My story said that it was 8 feet tall, but it might have only been around 7 feet. I was over 6 feet tall at the time, and it was bigger than me. Here’s a website with a photo that I used in my FB post:


This photo of a box kite reminded me of something that I did more than 50 years ago. A friend and I made a huge 8 ft. tall box kite out of very lightweight aluminum angle pieces and Visqueen (thin black plastic sheeting). It looked identical to this photo.

We attached the kite to 100+ pound test nylon twine that was wrapped onto a large metal spool. The spool mechanism had a car window crank to wind it back in. We went to where the lake is now to fly it and got on top of the earthen dam that was just recently built, but the concrete spillway was not yet completed. I had the large spool apparatus strapped around my waist.

A steady wind was coming straight out of the south, and the kite immediately went airborne.

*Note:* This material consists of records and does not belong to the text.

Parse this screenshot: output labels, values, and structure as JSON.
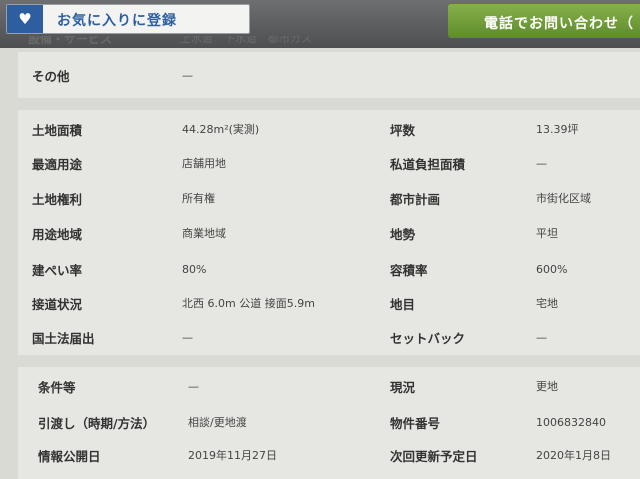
{
  "header": {
    "favorite_label": "お気に入りに登録",
    "call_label": "電話でお問い合わせ（"
  },
  "cut_row": {
    "label": "設備・サービス",
    "value": "上水道　下水道　都市ガス"
  },
  "other": {
    "label": "その他",
    "value": "—"
  },
  "land_rows": [
    {
      "l1": "土地面積",
      "v1": "44.28m²(実測)",
      "l2": "坪数",
      "v2": "13.39坪"
    },
    {
      "l1": "最適用途",
      "v1": "店舗用地",
      "l2": "私道負担面積",
      "v2": "—"
    },
    {
      "l1": "土地権利",
      "v1": "所有権",
      "l2": "都市計画",
      "v2": "市街化区域"
    },
    {
      "l1": "用途地域",
      "v1": "商業地域",
      "l2": "地勢",
      "v2": "平坦"
    },
    {
      "l1": "建ぺい率",
      "v1": "80%",
      "l2": "容積率",
      "v2": "600%"
    },
    {
      "l1": "接道状況",
      "v1": "北西 6.0m 公道 接面5.9m",
      "l2": "地目",
      "v2": "宅地"
    },
    {
      "l1": "国土法届出",
      "v1": "—",
      "l2": "セットバック",
      "v2": "—"
    }
  ],
  "cond_rows": [
    {
      "l1": "条件等",
      "v1": "—",
      "l2": "現況",
      "v2": "更地"
    },
    {
      "l1": "引渡し（時期/方法）",
      "v1": "相談/更地渡",
      "l2": "物件番号",
      "v2": "1006832840"
    },
    {
      "l1": "情報公開日",
      "v1": "2019年11月27日",
      "l2": "次回更新予定日",
      "v2": "2020年1月8日"
    }
  ]
}
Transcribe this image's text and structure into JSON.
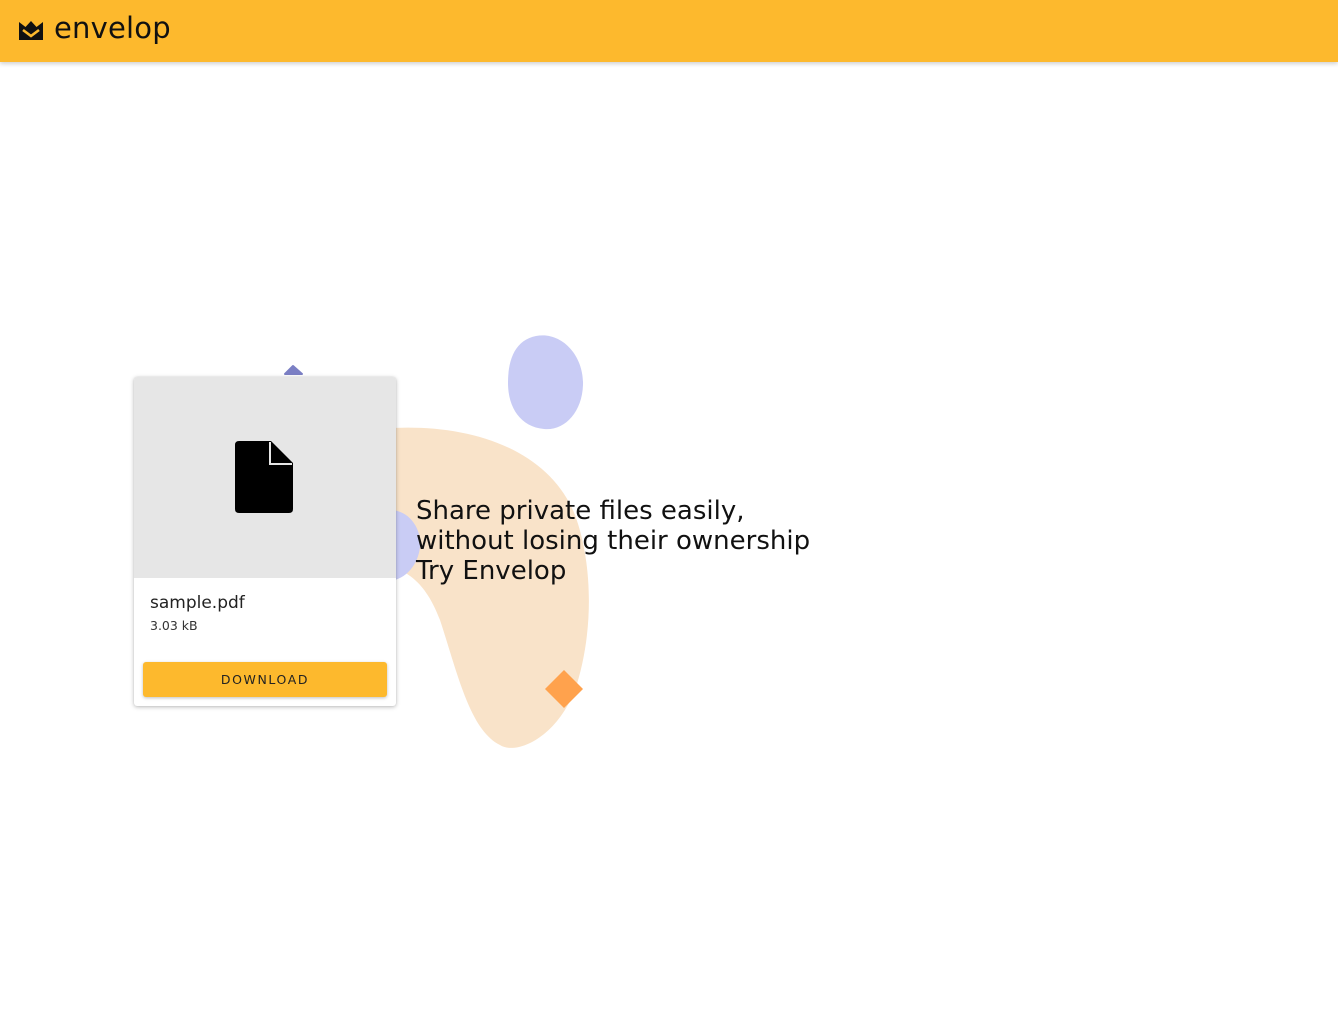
{
  "header": {
    "logo_text": "envelop",
    "brand_color": "#FDB92D",
    "logo_icon": "crown-envelope-icon"
  },
  "file_card": {
    "icon": "file-icon",
    "file_name": "sample.pdf",
    "file_size": "3.03 kB",
    "download_label": "DOWNLOAD"
  },
  "hero": {
    "line1": "Share private files easily,",
    "line2": "without losing their ownership",
    "cta": "Try Envelop"
  },
  "decor_colors": {
    "peach_blob": "#F9E3C9",
    "lavender_blob": "#C9CCF5",
    "purple_triangle": "#7B7FC4",
    "orange_diamond": "#FFA24D"
  }
}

Everything was working fine until the kite got 100 feet or so in the air. I suddenly realized that I grossly under-estimated the amount of pull it created. I also realized that there was no way I'd be able to crank it back in, and when it got to the end it might yank me right off the spillway levee. I finally let go of the crank and yelled at my friend to cut the line when it got to the end. When the spool reached the end, it gave a hard jerk just as he cut it.

We lucked out in finding the kite. It was over 1½ miles north of there, and not even damaged; we never flew that kite again. I'll never forget that!

Big Box Kites
by: Tim Parish

Great post! I took my 2.4m (8ft) Multi-Dowel box out the other day, which I fly on 200 pound Dacron.

Not a lot of traditional square box designs are seen these days - possibly the set-up time required has dented their popularity. Mine requires 8 shoe-lace ties to be secured - but that includes joining the upper cell main spars to the lower cell ones. The kite packs down to a 1.2m (4ft) package.